After 3 long years of planning to finalise the requirements for DVC 1.0 and stabilise the commands (API) and DVC file formats, Dmitry Petrov, Co-Founder and CEO at Iterative.ai released this version control, also known as Git for data projects. In technical terms, this version control codifies data and machine learning pipelines as text metafiles with the pointers to actual data in S3/GCP/Azure/SSH while using the Git for the actual versioning.
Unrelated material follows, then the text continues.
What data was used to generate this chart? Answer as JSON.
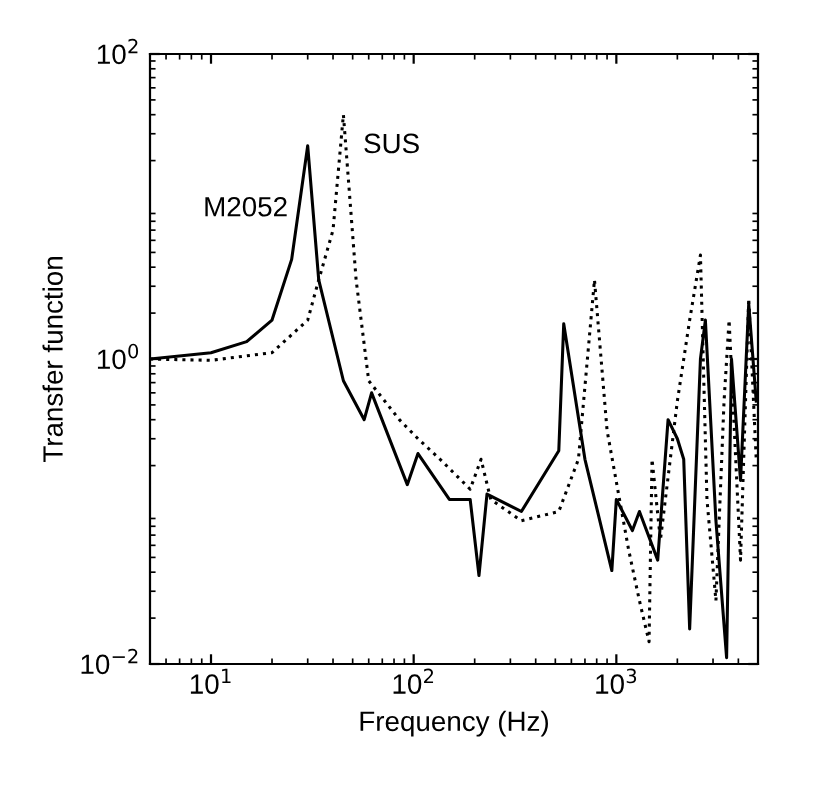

According to a blog post, Dmitry stated that the new DVC 1.0. is inspired by discussions and contributions from the community of data scientists, ML engineers, developers and software engineers.
How It Works
DVC is a data and ML experiments management tool that takes advantage of the existing engineering toolsets that you’re already familiar with (Git, CI/CD, etc.)
According to Dmitry, he learnt 5 important lessons while building the open-source ML tool. They are mentioned below-
- Multi-stage DVC files- In DVC 1.0, the DVC file format was changed in three big ways. First, instead of multiple DVC stage files (*.dvc), each project has a single DVC file dvc.yaml. Secondly, there is a clear connection between the dvc run command, where pipeline stages are defined, and how stages appear in dvc.yaml. Thirdly, data hash values are no longer stored in the pipeline metafile.
- Run Cache- The advantage of the run-cache is that pipeline runs are not directly connected to Git commits anymore, and the new DVC can store all the runs in run-cache – even if they were never committed to Git.
- Plots- This function is designed not only for visualising the current state of the project but also for comparing plots across the Git history.
- Data Transfer Optimisations- In DataOps, data transfer speed is hugely important, and now DVC can choose the optimal strategy for traversing the data remotely.
- Hyperparameter Tracking- Hyperparameter tracking is an important step to support configuration files and ML experiments.
Features of DVC
This version control tool brings in a number of features on the table. They are mentioned below:
- Git-Compatible- DVC runs on top of any Git repository and is compatible with any standard Git server or provider (GitHub, GitLab, etc). The tool offers all the advantages of a distributed version control system, including lock-free, local branching, and versioning.
- Storage Agnostic- A user can use Amazon S3, Microsoft Azure Blob Storage, Google Drive, Google Cloud Storage, Aliyun OSS, SSH/SFTP, HDFS, HTTP, network-attached storage, or disc to store data.
- Reproducible- DVC guarantees reproducibility by consistently maintaining a combination of input data, configuration, and the code that was initially used to run an experiment.
- Low Friction Branching- DVC fully supports instantaneous Git branching, even with large files.
- Metric Tracking- DVC includes a command to list all branches, along with metric values, to track the progress or pick the best version.
- ML Pipeline Framework- DVC has a built-in way to connect ML steps into a DAG and run the full pipeline end-to-end.
- Language & Framework-Agnostic- DVC is language- & framework-agnostic and any programming language or libraries including Python, R, Julia, Scala Spark, custom binary, Notebooks, TensorFlow, PyTorch, etc. are fully supported.
- HDFS, Hive & Apache Spark- DVC includes Spark and Hive jobs in the DVC data versioning cycle along with local ML modelling steps as well as manage Spark and Hive jobs with DVC end-to-end.
- Track Failures- DVC is built to track everything in a reproducible and easily accessible way.
On May 4th this year, DVC celebrated its 3rd-year anniversary. They also announced the pre-release of the open-sourced ML tool. Currently, DVC 1.0 has 100+ code contributors, 100+ documentation contributors, and thousands of users. It is available with all the standard installation methods including pip, conda, brew, choco, and system-specific packages: deb, rpm, msi, pkg.